Cognitive therapy aids bipolar disorder sufferers

(RxWiki News) Meditation's general popularity has sky-rocketed in recent years, yet could its calming effects prove useful as a health treatment?  Researchers believe so.  

A new innovative therapy combines past treatments with meditation and mindfulness techniques in order to holistically work the mind through trauma and dysfunction. Recently published in the Journal of Psychiatric Practice, a new study highlights the use of this therapy on bipolar disorder patients.

"Ask your doctor about mindfulness-based cognitive therapy."

The study assessed bipolar patients who participated in an open pilot-trial of mindfulness-based cognitive therapy (MBCT). Eight adults met DSM-IV criteria for bipolar disorder out of the MA General Hospital (MGH). The MBCT consisted of twelve, 120-minute group treatment sessions.

The Behavior Rating Inventory of Executive Function (BRIEF) and Frontal Systems Behavior Scale (FrSBS) was used to determine functioning capacity including memory-related changes and improvements in task completions. After the therapy, bipolar disorder patients reported improvements in both.

Although the results were not correlated with a decrease in depression, patients did experience increased mindfulness and awareness with a decrease in judgmental behavior. Unfortunately these improvements did not all stand the test of time, and after three months, executive functioning remained the primary improvement.

Associated with bipolar disorder, cognitive impairments cause functional difficulties to patients even if episodes remain dormant for some time. Cognitive therapy aids patients to overcome these issues by identifying seeking change in dysfunctional behavioral, emotional, and irrational responses.

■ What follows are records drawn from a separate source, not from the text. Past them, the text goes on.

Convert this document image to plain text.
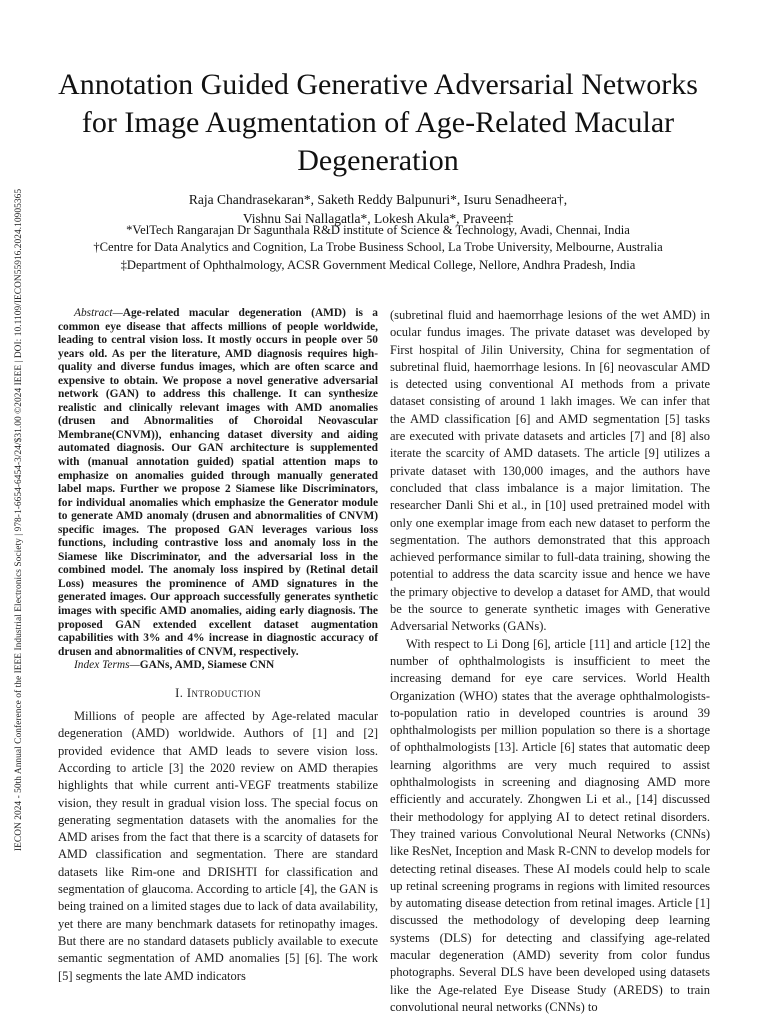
IECON 2024 - 50th Annual Conference of the IEEE Industrial Electronics Society | 978-1-6654-6454-3/24/$31.00 ©2024 IEEE | DOI: 10.1109/IECON55916.2024.10905365
Annotation Guided Generative Adversarial Networks for Image Augmentation of Age-Related Macular Degeneration
Raja Chandrasekaran*, Saketh Reddy Balpunuri*, Isuru Senadheera†,
Vishnu Sai Nallagatla*, Lokesh Akula*, Praveen‡
*VelTech Rangarajan Dr Sagunthala R&D institute of Science & Technology, Avadi, Chennai, India
†Centre for Data Analytics and Cognition, La Trobe Business School, La Trobe University, Melbourne, Australia
‡Department of Ophthalmology, ACSR Government Medical College, Nellore, Andhra Pradesh, India

Abstract—Age-related macular degeneration (AMD) is a common eye disease that affects millions of people worldwide, leading to central vision loss. It mostly occurs in people over 50 years old. As per the literature, AMD diagnosis requires high-quality and diverse fundus images, which are often scarce and expensive to obtain. We propose a novel generative adversarial network (GAN) to address this challenge. It can synthesize realistic and clinically relevant images with AMD anomalies (drusen and Abnormalities of Choroidal Neovascular Membrane(CNVM)), enhancing dataset diversity and aiding automated diagnosis. Our GAN architecture is supplemented with (manual annotation guided) spatial attention maps to emphasize on anomalies guided through manually generated label maps. Further we propose 2 Siamese like Discriminators, for individual anomalies which emphasize the Generator module to generate AMD anomaly (drusen and abnormalities of CNVM) specific images. The proposed GAN leverages various loss functions, including contrastive loss and anomaly loss in the Siamese like Discriminator, and the adversarial loss in the combined model. The anomaly loss inspired by (Retinal detail Loss) measures the prominence of AMD signatures in the generated images. Our approach successfully generates synthetic images with specific AMD anomalies, aiding early diagnosis. The proposed GAN extended excellent dataset augmentation capabilities with 3% and 4% increase in diagnostic accuracy of drusen and abnormalities of CNVM, respectively.

Index Terms—GANs, AMD, Siamese CNN

I. Introduction

Millions of people are affected by Age-related macular degeneration (AMD) worldwide. Authors of [1] and [2] provided evidence that AMD leads to severe vision loss. According to article [3] the 2020 review on AMD therapies highlights that while current anti-VEGF treatments stabilize vision, they result in gradual vision loss. The special focus on generating segmentation datasets with the anomalies for the AMD arises from the fact that there is a scarcity of datasets for AMD classification and segmentation. There are standard datasets like Rim-one and DRISHTI for classification and segmentation of glaucoma. According to article [4], the GAN is being trained on a limited stages due to lack of data availability, yet there are many benchmark datasets for retinopathy images. But there are no standard datasets publicly available to execute semantic segmentation of AMD anomalies [5] [6]. The work [5] segments the late AMD indicators

(subretinal fluid and haemorrhage lesions of the wet AMD) in ocular fundus images. The private dataset was developed by First hospital of Jilin University, China for segmentation of subretinal fluid, haemorrhage lesions. In [6] neovascular AMD is detected using conventional AI methods from a private dataset consisting of around 1 lakh images. We can infer that the AMD classification [6] and AMD segmentation [5] tasks are executed with private datasets and articles [7] and [8] also iterate the scarcity of AMD datasets. The article [9] utilizes a private dataset with 130,000 images, and the authors have concluded that class imbalance is a major limitation. The researcher Danli Shi et al., in [10] used pretrained model with only one exemplar image from each new dataset to perform the segmentation. The authors demonstrated that this approach achieved performance similar to full-data training, showing the potential to address the data scarcity issue and hence we have the primary objective to develop a dataset for AMD, that would be the source to generate synthetic images with Generative Adversarial Networks (GANs).

With respect to Li Dong [6], article [11] and article [12] the number of ophthalmologists is insufficient to meet the increasing demand for eye care services. World Health Organization (WHO) states that the average ophthalmologists-to-population ratio in developed countries is around 39 ophthalmologists per million population so there is a shortage of ophthalmologists [13]. Article [6] states that automatic deep learning algorithms are very much required to assist ophthalmologists in screening and diagnosing AMD more efficiently and accurately. Zhongwen Li et al., [14] discussed their methodology for applying AI to detect retinal disorders. They trained various Convolutional Neural Networks (CNNs) like ResNet, Inception and Mask R-CNN to develop models for detecting retinal diseases. These AI models could help to scale up retinal screening programs in regions with limited resources by automating disease detection from retinal images. Article [1] discussed the methodology of developing deep learning systems (DLS) for detecting and classifying age-related macular degeneration (AMD) severity from color fundus photographs. Several DLS have been developed using datasets like the Age-related Eye Disease Study (AREDS) to train convolutional neural networks (CNNs) to
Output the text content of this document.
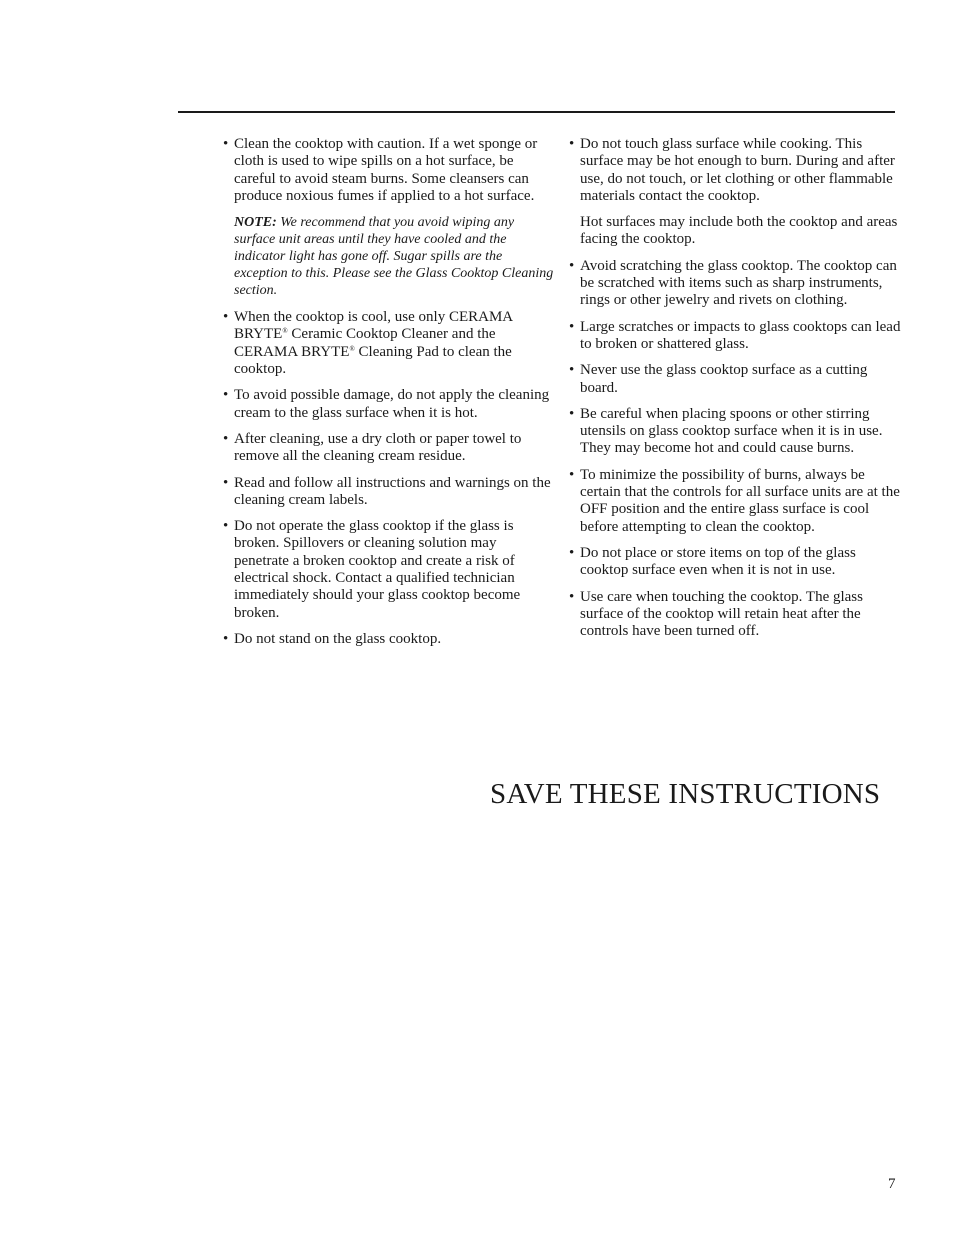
• Clean the cooktop with caution. If a wet sponge or cloth is used to wipe spills on a hot surface, be careful to avoid steam burns. Some cleansers can produce noxious fumes if applied to a hot surface.
NOTE: We recommend that you avoid wiping any surface unit areas until they have cooled and the indicator light has gone off. Sugar spills are the exception to this. Please see the Glass Cooktop Cleaning section.
• When the cooktop is cool, use only CERAMA BRYTE® Ceramic Cooktop Cleaner and the CERAMA BRYTE® Cleaning Pad to clean the cooktop.
• To avoid possible damage, do not apply the cleaning cream to the glass surface when it is hot.
• After cleaning, use a dry cloth or paper towel to remove all the cleaning cream residue.
• Read and follow all instructions and warnings on the cleaning cream labels.
• Do not operate the glass cooktop if the glass is broken. Spillovers or cleaning solution may penetrate a broken cooktop and create a risk of electrical shock. Contact a qualified technician immediately should your glass cooktop become broken.
• Do not stand on the glass cooktop.
• Do not touch glass surface while cooking. This surface may be hot enough to burn. During and after use, do not touch, or let clothing or other flammable materials contact the cooktop.
Hot surfaces may include both the cooktop and areas facing the cooktop.
• Avoid scratching the glass cooktop. The cooktop can be scratched with items such as sharp instruments, rings or other jewelry and rivets on clothing.
• Large scratches or impacts to glass cooktops can lead to broken or shattered glass.
• Never use the glass cooktop surface as a cutting board.
• Be careful when placing spoons or other stirring utensils on glass cooktop surface when it is in use. They may become hot and could cause burns.
• To minimize the possibility of burns, always be certain that the controls for all surface units are at the OFF position and the entire glass surface is cool before attempting to clean the cooktop.
• Do not place or store items on top of the glass cooktop surface even when it is not in use.
• Use care when touching the cooktop. The glass surface of the cooktop will retain heat after the controls have been turned off.
SAVE THESE INSTRUCTIONS
7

MBCT blends aspects of cognitive therapy with Buddhist mindfulness techniques and teaches patients to accept emotions and thoughts without judgments rather than ignoring them. Professor Mark Williams from the University of Oxford explains: “it seemed this particular way of mental training would get at all of the processes that actually were damaging people’s mental health.

“When your mood begins to go down what happens is all the memories from the past come back as if it was happening now. You just dig yourself deeper and deeper into the hole. Mindfulness helps you see the warning signs that you’re going there and also teaches you skillful means of how to dissolve those sort of habits of mind.”

Researchers and doctors from Temple University, MGH, Harvard Medical School, the University of Giessen, and McLean Hospital came together to author this study, concluding, “these results provide preliminary evidence that MBCT may be a treatment option that can be used as an adjunct to medication to improve cognitive functioning in bipolar disorder.”